I really appreciate your taking the time to reply.

I'm currently most interested in flink runner -- my use cases have been streaming and KafkaIO.  But I am also interested in any broader guarantees in the cross-runner technical contract, in batch use cases, and in what additional optimizations are allowed and may exist for data stores that allow random access.

I'm hearing that there may be a few different strategies for materialization. Which parts am I getting right/wrong and what am I missing? And what type of materialization do GBK and side input use in general and specifically in flink runner if you happen to know?

1. A stock Java List (or similar) that stores everything in RAM.  The reason why side inputs are required to fit in memory is to leave the option open for runners to choose to materialize this way, NOT because runners MUST materialize this way.  In other words a side input that doesn't fit in memory might happen to work, but you can't rely on that behavior.

2a.
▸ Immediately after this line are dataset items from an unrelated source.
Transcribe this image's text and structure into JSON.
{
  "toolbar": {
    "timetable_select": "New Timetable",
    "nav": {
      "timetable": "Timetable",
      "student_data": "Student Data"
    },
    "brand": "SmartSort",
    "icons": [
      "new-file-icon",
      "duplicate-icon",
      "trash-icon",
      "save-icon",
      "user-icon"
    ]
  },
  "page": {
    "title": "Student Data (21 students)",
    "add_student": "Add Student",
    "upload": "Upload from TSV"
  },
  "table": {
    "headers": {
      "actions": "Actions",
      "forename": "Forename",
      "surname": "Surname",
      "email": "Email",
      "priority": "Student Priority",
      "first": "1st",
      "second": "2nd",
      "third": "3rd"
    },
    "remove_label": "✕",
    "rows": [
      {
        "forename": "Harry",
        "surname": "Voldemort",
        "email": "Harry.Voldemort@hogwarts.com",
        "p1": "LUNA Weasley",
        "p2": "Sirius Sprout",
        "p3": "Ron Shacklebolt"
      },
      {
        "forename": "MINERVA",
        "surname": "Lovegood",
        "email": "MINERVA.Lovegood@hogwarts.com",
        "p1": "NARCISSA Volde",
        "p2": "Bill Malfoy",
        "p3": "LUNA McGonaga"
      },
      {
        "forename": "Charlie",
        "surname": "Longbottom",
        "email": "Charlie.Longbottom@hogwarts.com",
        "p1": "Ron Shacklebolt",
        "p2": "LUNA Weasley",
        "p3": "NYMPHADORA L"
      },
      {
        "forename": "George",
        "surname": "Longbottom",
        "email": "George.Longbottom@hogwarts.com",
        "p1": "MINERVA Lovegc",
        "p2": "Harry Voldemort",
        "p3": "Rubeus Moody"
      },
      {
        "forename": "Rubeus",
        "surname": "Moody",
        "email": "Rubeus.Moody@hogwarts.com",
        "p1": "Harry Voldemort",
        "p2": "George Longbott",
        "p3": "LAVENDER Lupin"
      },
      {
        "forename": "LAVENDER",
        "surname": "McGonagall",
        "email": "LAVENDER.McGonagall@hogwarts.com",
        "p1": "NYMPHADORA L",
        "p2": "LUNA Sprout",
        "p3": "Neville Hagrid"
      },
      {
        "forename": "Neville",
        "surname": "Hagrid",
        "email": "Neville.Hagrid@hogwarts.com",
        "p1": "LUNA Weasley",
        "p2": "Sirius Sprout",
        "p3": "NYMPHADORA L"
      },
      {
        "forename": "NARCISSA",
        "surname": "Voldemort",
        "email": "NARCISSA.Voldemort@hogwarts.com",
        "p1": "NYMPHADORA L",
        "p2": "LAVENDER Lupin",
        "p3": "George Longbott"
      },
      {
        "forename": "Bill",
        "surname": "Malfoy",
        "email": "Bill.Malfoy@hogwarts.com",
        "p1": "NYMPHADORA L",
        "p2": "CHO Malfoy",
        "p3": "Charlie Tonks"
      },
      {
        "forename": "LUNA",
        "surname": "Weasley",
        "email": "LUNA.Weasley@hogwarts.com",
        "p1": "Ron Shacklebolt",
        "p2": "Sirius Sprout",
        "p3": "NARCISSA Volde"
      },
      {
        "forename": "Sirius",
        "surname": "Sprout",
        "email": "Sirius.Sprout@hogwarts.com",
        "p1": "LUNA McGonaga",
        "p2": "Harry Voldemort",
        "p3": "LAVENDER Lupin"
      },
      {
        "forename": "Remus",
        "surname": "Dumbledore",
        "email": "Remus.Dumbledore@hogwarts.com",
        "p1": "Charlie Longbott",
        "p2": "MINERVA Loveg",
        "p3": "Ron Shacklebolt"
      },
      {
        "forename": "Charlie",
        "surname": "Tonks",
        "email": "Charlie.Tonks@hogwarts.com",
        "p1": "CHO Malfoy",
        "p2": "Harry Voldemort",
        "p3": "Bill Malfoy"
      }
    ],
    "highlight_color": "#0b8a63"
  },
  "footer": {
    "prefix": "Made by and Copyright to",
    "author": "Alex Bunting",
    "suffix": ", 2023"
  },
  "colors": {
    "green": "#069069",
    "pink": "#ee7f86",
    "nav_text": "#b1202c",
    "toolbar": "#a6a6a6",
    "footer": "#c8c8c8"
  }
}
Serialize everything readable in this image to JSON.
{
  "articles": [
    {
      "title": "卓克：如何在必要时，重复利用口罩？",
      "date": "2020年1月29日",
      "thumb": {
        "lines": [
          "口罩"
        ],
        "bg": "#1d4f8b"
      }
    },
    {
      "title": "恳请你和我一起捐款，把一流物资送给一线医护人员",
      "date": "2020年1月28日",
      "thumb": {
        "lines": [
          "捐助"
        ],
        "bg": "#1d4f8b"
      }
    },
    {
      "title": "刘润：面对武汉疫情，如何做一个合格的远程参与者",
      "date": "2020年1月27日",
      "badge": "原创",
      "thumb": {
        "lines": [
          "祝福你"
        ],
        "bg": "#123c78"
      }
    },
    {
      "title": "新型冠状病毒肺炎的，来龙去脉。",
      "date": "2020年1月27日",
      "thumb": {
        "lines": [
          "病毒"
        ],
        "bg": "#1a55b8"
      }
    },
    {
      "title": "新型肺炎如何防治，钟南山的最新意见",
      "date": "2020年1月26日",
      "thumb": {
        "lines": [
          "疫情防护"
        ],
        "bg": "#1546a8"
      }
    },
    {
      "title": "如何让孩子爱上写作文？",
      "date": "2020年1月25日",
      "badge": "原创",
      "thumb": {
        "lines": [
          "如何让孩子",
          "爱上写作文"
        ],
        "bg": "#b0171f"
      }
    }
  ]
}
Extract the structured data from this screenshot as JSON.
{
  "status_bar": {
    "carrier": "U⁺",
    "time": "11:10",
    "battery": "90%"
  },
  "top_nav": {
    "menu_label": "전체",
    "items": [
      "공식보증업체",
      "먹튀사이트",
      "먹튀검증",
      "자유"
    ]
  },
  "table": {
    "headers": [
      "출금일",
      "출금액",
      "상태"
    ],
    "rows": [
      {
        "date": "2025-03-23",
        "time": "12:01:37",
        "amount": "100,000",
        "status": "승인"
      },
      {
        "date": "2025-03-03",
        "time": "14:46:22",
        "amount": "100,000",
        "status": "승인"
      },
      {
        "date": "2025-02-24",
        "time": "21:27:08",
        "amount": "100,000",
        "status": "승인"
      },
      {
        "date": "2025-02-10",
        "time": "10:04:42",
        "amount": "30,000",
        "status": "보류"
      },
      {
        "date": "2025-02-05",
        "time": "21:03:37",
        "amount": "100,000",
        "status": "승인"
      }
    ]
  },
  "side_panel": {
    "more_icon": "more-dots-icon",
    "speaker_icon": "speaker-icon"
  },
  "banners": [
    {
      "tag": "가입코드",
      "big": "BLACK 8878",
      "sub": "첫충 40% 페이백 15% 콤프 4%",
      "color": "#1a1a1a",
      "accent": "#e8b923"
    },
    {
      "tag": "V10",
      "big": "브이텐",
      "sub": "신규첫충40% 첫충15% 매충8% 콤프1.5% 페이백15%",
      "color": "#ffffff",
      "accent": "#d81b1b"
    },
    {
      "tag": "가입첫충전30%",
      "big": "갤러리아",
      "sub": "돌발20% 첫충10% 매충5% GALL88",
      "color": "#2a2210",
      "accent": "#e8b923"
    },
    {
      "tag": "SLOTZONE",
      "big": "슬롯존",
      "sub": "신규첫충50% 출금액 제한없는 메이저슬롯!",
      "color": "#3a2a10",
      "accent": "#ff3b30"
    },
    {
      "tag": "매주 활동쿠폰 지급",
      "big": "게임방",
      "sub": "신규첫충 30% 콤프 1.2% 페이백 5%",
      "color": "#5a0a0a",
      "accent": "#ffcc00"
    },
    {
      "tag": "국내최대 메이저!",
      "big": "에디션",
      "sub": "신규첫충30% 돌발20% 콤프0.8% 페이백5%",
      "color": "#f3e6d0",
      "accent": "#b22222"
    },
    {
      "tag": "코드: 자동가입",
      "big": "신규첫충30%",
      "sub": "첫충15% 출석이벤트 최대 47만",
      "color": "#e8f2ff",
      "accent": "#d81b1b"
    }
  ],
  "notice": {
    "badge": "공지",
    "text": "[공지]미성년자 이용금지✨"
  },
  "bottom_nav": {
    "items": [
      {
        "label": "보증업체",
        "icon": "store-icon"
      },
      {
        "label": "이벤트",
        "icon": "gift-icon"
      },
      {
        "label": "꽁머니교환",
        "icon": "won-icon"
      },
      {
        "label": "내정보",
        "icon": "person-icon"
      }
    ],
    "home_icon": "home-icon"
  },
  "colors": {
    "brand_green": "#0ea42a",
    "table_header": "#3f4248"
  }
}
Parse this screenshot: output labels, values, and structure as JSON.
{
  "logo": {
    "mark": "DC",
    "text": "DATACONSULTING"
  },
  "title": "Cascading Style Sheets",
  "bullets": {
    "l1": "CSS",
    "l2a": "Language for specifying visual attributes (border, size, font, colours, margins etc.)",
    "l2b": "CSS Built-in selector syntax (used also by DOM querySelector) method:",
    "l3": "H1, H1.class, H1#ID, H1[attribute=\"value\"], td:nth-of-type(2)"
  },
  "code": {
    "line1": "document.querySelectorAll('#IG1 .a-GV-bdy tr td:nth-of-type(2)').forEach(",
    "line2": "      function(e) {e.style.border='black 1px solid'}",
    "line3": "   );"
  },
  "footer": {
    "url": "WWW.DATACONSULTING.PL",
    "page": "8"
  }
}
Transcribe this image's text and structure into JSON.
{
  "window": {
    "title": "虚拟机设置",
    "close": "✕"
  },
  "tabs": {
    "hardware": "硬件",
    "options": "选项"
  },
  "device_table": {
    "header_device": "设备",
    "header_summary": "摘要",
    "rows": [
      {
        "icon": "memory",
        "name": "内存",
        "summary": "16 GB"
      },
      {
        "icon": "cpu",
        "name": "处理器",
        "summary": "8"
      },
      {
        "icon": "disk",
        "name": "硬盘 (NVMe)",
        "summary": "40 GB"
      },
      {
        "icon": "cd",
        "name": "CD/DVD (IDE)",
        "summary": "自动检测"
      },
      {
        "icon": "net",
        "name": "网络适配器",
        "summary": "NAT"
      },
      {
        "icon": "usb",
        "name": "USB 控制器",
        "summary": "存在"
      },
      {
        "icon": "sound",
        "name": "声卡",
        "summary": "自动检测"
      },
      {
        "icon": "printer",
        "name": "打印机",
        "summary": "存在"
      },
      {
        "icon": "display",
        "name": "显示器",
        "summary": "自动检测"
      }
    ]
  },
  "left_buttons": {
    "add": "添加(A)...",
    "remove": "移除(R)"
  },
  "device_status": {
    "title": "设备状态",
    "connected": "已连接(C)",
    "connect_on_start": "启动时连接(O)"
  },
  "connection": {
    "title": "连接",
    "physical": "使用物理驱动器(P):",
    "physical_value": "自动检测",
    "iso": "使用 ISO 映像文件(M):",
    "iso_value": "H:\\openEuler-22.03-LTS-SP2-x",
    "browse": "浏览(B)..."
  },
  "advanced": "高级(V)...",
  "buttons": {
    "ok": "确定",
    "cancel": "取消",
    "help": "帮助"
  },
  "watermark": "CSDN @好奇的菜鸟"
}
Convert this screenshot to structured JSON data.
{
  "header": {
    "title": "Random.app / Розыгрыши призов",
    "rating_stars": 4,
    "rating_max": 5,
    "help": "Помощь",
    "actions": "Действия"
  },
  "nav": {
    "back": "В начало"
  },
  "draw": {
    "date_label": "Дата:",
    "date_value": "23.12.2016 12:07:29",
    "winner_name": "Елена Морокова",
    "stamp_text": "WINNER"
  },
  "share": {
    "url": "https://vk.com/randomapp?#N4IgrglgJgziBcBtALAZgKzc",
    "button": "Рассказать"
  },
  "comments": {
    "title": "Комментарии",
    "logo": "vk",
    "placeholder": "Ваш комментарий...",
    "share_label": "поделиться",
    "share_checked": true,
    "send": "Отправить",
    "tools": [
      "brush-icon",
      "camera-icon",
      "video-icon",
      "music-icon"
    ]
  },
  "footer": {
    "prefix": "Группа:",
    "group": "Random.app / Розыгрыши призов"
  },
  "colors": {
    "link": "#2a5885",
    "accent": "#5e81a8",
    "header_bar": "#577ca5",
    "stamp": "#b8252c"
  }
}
A list that was a lens of sorts into a runner-proprietary representation on disk.  This would limit max materialization size to data sets that fit on a computer, but not necessarily to RAM, and is a case where side inputs might get cached when GBK does not.

2b. A list that was a lens into a runner specific representation that didn't have to fit on a single computer.

3. A list that was a lens directly into an underlying random access IO, like if the List privately contained primary key values from a database table in an append only database system and went back to the database to fetch values when user code called .get(). This is also a case where side inputs might get cached when GBK does not.

4. An iterable that was procedurally defined and could only be traversed once and used O(1) incremental storage.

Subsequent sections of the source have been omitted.